Figure 5: Minimum Cost Forwarding Algorithm
a) each node set its least cost to BS as ∞
b) BS broadcast a message with least cost set to zero
c) if cost of message+link cost < local cost, update local cost and cost on the message, then re-
broadcast the message
d) if cost of message+link cost >= local cost, discart message

Important disadvantage of MCFA is that, the nodes that are far away from the
base station may get more broadcasts than those close to the BS. A solution to this
problem is to use a backoff algorithm to constrain nodes from sending broadcasts until a
* lc time elapsed from the time when message is updated, where a denotes a predefined
constant and lc is the link cost of received message.
Gradient Based Routing ( GBR): The paradigm in GBR is calculation of a
parameter, called height of the node, which is the minimum path between node and Base
Station (BS) in terms of the number of hops between them. The difference between a
node’s height and the height of its neighbor is called gradient of the link between them.
While forwarding data, nodes choose the links which have largest gradient.
Figure 6: Gradient Based Routing.

In order to prolong network life time, GBR balances the traffic over the links
using three different data distribution techniques:

1. Stochastic Scheme: if there are two or more links having same gradient,
randomly choose one of them.
2. Energy Based Scheme: if the available energy of the node decreases
below of a certain level, the node increases its height to prevent other
nodes sending data to it.
3. Stream Based Scheme: new streams are not forwarded to the nodes
which are already being a part of other streams.

Other flat routing techniques are:

o Information-driven sensor querying and constrained anisotropic diffusion


routing
o COUGAR
o ACQUIRE
o Energy-Aware Routing

Hierarchical Routing
Although this type of routing methods originally proposed in
wired networks with their special advantages related to scalability and
efficient communication, they also provide energy-efficient routing in
WSNs. Some techniques that belong to this family are:

o LEACH protocol
o Power-Efficient Gathering in Sensor Information Systems
o Threshold-Sensitive Energy Efficient Protocols
o Small Minimum energy communication network ( MECN )
o Self-organizing protocol
o Hierarchical power-aware routing
o Two-Tier Data Dissemination

Location-Based Routing
In this type of protocols sensor nodes are addressed depending
on their locations.

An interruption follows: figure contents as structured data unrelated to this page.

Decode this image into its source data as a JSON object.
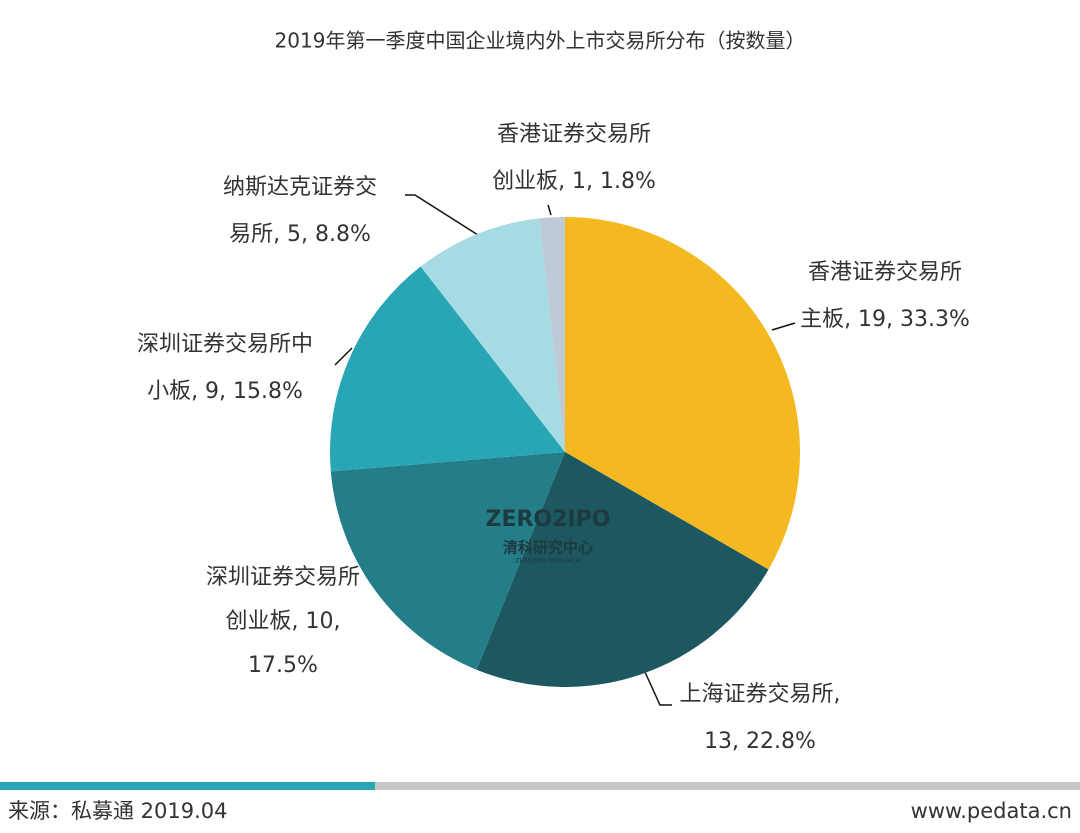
{
  "chart_data": {
    "type": "pie",
    "title": "2019年第一季度中国企业境内外上市交易所分布（按数量）",
    "values": [
      19,
      13,
      10,
      9,
      5,
      1
    ],
    "value_labels": [
      [
        "香港证券交易所",
        "主板, 19, 33.3%"
      ],
      [
        "上海证券交易所,",
        "13, 22.8%"
      ],
      [
        "深圳证券交易所",
        "创业板, 10,",
        "17.5%"
      ],
      [
        "深圳证券交易所中",
        "小板, 9, 15.8%"
      ],
      [
        "纳斯达克证券交",
        "易所, 5, 8.8%"
      ],
      [
        "香港证券交易所",
        "创业板, 1, 1.8%"
      ]
    ],
    "colors": [
      "#f4b920",
      "#1d5760",
      "#247e8a",
      "#29a6b6",
      "#a6dbe4",
      "#bfcad9"
    ]
  },
  "watermark": {
    "brand": "ZERO2IPO",
    "name": "清科研究中心",
    "sub": "ZEROZIPO RESEARCH"
  },
  "footer": {
    "source": "来源：私募通 2019.04",
    "site": "www.pedata.cn"
  }
}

Relative coordinates of neighboring nodes is
obtained either by exchanging information between neighbor nodes or
by directly communicating with a Global Positioning System (GPS).
Some techniques that belong to this family are:

o Geographic Adaptive Fidelity


o Geographic and Energy Aware Routing (GEAR)
o MFR, DIR, and GEDIR
o The Greedy Other Adaptive Face Routing (GOAFR)
o SPAN

Conclusion
In this report I have tried to explain main concepts of WSN, its
features, applications, and finally some proposed routing protocols. I
have mentioned that flexible and low-cost structures of WSNs make
them applicable for various types of projects. The current situation of
WSN can be considered under three different aspects
1) Electrical engineering perspective: hardware structure and
power consumption of WSN can be minimized further using benefits of
nanotechnology.
2) Network engineering perspective: although there are lots of
proposed routing methods for WSNs, still new methods are need and
currently existing ones need to be improved.
3) Project managing perspective: benefits of WSN, as a whole or
partially can be used in various projects.

References
I. F. Akyildiz, W. Su, Y. Sankarasubramaniam, and E. Cayirci.
Wireless sensor networks: a survey. Computer Networks,
38(4):393–422, April 2002.

J. N. AL-Karaki, A. E. Kamal, “Routing Techniques in


Wireless Sensor Networks: A Survey”, IEEE Wireless
Communications, Volume 11, Issue 6, Dec. 2004 Page(s):6 – 28

Wendi Heinzelman, Joanna Kulik, and Hari Balakrishnan,


“Adaptive Protocols for Information Dissemination in
Wireless Sensor Networks”, Proc. 5th ACM/IEEE Mobicom
Conference, Seattle, WA, August 1999.